Kartini menggambarkan bahwa ada hubungan yang dekat dan intim antara dirinya dengan Tuhannya. Kedekatannya dengan Tuhan tersebut pada gilirannya memperoleh gambaran tertentu yang diambil dari kehidupan keluarganya sendiri, yaitu hubungan antara bapak dan anak.
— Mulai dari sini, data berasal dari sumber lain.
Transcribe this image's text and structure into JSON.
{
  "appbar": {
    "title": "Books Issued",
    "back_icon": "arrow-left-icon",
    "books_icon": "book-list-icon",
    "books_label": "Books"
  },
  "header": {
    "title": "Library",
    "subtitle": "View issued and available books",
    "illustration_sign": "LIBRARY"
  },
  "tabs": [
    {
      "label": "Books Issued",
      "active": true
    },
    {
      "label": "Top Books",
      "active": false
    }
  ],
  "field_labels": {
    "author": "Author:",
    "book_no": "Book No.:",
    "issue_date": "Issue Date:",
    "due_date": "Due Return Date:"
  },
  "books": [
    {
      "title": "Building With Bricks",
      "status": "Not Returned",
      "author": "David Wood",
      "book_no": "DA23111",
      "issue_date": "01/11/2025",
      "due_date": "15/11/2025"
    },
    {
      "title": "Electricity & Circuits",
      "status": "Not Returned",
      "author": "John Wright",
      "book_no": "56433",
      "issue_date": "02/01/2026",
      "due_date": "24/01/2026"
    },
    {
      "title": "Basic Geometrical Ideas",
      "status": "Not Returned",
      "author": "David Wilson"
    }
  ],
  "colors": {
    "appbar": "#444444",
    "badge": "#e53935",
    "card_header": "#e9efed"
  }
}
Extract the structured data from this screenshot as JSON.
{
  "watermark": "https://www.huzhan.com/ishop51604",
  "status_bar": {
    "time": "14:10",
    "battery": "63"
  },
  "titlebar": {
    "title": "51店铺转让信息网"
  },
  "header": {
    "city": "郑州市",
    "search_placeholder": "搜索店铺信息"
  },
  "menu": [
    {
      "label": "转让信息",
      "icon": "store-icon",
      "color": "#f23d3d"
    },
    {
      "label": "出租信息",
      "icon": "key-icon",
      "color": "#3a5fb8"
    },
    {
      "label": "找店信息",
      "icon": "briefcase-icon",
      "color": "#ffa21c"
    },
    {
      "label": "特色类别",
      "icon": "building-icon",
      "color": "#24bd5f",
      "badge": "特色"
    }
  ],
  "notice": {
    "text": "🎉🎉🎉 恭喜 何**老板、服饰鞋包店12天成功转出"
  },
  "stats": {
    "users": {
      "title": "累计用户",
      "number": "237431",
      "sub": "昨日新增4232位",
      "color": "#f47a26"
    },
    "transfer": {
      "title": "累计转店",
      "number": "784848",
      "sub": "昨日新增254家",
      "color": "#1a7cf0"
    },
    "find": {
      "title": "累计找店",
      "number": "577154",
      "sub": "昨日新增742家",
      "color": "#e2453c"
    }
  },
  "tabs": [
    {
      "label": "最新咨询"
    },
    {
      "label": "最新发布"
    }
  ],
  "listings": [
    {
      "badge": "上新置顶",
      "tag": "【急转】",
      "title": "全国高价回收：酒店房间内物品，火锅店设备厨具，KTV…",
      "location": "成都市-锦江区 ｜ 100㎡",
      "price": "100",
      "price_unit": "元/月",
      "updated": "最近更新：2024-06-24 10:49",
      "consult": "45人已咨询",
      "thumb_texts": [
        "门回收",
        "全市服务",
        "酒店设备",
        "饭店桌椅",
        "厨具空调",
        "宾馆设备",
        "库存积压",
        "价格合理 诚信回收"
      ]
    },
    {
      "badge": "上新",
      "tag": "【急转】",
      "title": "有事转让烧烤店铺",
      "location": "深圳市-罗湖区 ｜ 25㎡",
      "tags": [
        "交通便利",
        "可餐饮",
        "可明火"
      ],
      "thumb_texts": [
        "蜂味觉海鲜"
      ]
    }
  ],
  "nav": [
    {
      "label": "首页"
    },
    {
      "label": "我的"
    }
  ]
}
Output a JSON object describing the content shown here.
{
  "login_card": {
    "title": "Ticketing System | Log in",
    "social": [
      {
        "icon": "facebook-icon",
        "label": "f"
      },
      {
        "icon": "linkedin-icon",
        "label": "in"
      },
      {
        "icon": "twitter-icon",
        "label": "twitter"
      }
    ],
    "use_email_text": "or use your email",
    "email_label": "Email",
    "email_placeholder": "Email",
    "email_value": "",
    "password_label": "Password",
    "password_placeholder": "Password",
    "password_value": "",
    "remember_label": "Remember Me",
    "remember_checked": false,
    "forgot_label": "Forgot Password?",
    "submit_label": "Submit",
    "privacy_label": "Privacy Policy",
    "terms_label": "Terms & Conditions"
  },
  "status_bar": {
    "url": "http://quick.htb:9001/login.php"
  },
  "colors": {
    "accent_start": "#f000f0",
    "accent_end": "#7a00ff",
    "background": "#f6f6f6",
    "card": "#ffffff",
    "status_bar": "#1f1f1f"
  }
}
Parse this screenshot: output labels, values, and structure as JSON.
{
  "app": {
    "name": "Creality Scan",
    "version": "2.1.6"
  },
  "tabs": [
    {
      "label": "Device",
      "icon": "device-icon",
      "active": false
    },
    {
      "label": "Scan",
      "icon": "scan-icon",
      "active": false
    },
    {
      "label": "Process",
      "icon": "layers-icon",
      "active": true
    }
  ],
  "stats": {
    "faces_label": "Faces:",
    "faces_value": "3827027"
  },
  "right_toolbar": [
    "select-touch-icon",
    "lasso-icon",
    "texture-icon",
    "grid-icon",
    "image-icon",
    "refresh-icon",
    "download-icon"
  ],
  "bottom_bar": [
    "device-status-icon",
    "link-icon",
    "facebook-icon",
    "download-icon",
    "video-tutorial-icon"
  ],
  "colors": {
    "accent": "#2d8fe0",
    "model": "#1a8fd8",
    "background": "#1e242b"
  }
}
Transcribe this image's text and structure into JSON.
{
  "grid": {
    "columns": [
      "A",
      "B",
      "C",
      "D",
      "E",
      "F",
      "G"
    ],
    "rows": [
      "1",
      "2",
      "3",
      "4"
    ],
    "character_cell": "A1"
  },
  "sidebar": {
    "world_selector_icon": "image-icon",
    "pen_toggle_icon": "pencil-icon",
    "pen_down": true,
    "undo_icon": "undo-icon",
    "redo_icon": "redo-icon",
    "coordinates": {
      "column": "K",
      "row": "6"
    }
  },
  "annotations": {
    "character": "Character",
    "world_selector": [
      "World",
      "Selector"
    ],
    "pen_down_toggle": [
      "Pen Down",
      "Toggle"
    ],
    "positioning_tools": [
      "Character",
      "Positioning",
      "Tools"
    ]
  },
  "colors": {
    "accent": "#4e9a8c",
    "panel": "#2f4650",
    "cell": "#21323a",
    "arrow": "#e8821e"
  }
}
Ia sendiri amat dekat dengan ayahnya, sekalipun dalam banyak perkara mereka tidak sependapat, hal itu tidak mengurangi rasa kasih sayang dan saling menghormati di antara mereka berdua.
Sebab itu ketika Ny van Kol mengintroduksi ungkapan ''Tuhan sebagai Bapa'', Kartini segera menyambutnya dengan semangat. Ungkapan tersebut dianggap tepat, sebagai cetusan pengalaman batinnya sendiri. Dengan demikian, dapat dipahami jikalau dalam surat-surat Kartini ungkapan Tuhan sebagai Bapa yang penuh kasih sayang tersebar di sana-sini. Dalam suratnya kepada Ny van Kol tanggal 20 Agustus 1902, ia menulis: ''Ibu sangat gembira... beliau ingin sekali bertemu dengan Nyonya agar dapat mengucapkan terima kasih secara pribadi kepada Nyonya atas keajaiban yang telah Nyonya ciptakan pada anak-anaknya; Nyonya telah membuka hati kami untuk menerima Bapa Cinta Kasih!''
Pada surat lain, Kartini menulis ''Agama dimaksudkan supaya memberi berkah. Untuk membentuk tali persaudaraan di antara semua makhluk Allah, berkulit putih dan cokelat. Tidak pandang pangkat, perempuan atau lelaki, kepercayaan semuanya kita ini anak Bapa yang Satu itu, Tuhan yang Maha Esa!''
Dari Ny van Kol pula Kartini belajar membaca Bijbel. Dan mengerti sebagian dari beberapa prinsip teologis dari ajaran Kristen. Malahan turut pula mengambil alih beberapa kata yang punya arti tertentu dalam cerita Al-Kitab, seperti Taman Getsemane, tempat Yesus berdoa dan menderita sengsara.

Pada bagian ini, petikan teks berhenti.